Histopathology-inferred spatial transcriptomics characterizes the tumor microenvironment in 1,500 head and neck tumors and predicts clinical outcomes

Head and neck squamous cell carcinoma (HNSC) is a prevalent malignancy associated with poor prognosis despite recent therapeutic advances. We hypothesized that a comprehensive understanding of the spatial heterogeneity and organization of the tumor microenvironment (TME) can substantially improve risk stratification and prediction of treatment response in HNSC. As spatial transcriptomics (ST) remains labor-intensive and costly, we developed HEiST (H&E-Inferred Spatial Transcriptomics), a deep learning framework that predicts spatially resolved gene expression profiles directly from routine hematoxylin and eosin (H&E)-stained histology slides. After rigorous validation across two independent external ST cohorts, we applied HEiST to infer spatial transcriptomes across 1,500 HNSC patient tumors spanning two publicly available datasets and two newly generated cohorts, one treated with concurrent chemoradiotherapy (CCRT) and one with immunotherapy. This large-scale analysis uncovered reproducible spatial clusters characterizing the HNSC TME, defining two distinct prognostic Spatiotypes, Immune-Exhausted and Immune-Activated, with significantly distinct survival outcomes.
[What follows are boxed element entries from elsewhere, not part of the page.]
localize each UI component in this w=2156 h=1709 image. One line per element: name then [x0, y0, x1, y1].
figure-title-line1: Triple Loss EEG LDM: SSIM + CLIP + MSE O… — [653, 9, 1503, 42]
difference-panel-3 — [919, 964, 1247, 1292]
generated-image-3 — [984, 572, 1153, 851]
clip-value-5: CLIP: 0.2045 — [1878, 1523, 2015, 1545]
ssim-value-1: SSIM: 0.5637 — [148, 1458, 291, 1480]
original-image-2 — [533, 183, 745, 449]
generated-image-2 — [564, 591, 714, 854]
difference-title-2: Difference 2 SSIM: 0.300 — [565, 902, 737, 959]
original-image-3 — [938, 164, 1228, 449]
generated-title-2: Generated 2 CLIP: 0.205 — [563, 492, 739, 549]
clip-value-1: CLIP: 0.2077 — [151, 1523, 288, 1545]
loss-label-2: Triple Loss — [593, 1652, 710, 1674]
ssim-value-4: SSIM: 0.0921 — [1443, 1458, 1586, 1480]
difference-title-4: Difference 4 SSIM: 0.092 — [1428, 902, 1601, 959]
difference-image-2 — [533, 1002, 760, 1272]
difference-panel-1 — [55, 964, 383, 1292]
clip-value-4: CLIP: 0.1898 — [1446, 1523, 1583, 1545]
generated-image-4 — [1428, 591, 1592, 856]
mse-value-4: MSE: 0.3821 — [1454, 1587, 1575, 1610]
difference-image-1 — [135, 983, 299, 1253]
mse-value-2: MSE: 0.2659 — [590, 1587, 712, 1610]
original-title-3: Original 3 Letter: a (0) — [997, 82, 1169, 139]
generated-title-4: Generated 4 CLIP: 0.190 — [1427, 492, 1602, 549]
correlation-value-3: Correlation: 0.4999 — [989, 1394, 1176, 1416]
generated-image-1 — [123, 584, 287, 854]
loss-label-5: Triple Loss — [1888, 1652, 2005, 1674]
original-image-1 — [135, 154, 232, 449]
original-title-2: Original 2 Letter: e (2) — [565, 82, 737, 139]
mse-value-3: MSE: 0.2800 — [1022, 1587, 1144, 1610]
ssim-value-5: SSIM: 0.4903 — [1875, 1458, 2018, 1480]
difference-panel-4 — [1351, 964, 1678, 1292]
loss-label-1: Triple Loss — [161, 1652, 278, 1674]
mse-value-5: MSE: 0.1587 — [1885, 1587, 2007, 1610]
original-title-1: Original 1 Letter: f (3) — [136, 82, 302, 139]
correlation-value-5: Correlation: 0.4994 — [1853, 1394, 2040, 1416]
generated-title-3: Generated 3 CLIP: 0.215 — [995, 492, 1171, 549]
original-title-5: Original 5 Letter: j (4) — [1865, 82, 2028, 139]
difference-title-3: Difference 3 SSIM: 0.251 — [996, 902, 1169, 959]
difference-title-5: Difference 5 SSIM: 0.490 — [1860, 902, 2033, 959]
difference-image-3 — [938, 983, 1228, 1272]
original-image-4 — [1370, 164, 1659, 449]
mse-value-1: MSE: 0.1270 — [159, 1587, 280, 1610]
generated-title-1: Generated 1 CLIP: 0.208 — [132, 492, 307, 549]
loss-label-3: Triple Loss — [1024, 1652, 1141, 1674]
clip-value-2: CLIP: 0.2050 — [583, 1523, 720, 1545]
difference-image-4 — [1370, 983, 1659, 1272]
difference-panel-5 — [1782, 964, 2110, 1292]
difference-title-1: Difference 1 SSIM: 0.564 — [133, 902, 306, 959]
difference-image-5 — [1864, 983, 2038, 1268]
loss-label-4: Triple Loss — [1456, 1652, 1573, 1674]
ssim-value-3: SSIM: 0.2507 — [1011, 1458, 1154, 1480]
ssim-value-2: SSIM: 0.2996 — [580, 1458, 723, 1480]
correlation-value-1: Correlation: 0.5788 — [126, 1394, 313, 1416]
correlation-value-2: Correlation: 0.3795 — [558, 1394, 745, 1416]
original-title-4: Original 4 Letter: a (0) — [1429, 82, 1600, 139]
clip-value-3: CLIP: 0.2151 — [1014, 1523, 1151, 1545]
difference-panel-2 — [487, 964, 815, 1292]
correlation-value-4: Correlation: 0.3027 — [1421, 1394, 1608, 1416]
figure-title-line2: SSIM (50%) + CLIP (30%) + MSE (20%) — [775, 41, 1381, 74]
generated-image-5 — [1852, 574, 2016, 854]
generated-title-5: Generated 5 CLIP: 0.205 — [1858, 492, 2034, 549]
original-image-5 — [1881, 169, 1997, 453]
Critically, spatial cluster composition accurately predicts HPV status and yields treatment response predictors for both CCRT/radiotherapy and immunotherapy that outperform costly gene-expression and direct image-based approaches. Notably, the ST cluster-based predictor of immunotherapy response markedly surpasses the performance of commonly used FDA-approved biomarkers, including CPS, TPS, and their combination. To the best of our knowledge, this represents the first virtual spatial profiling effort and the most comprehensive large-scale spatial TME analysis in HNSC to date. HEiST thus introduces a scalable, low-cost, and spatially grounded biomarker discovery for precision oncology in HNSC.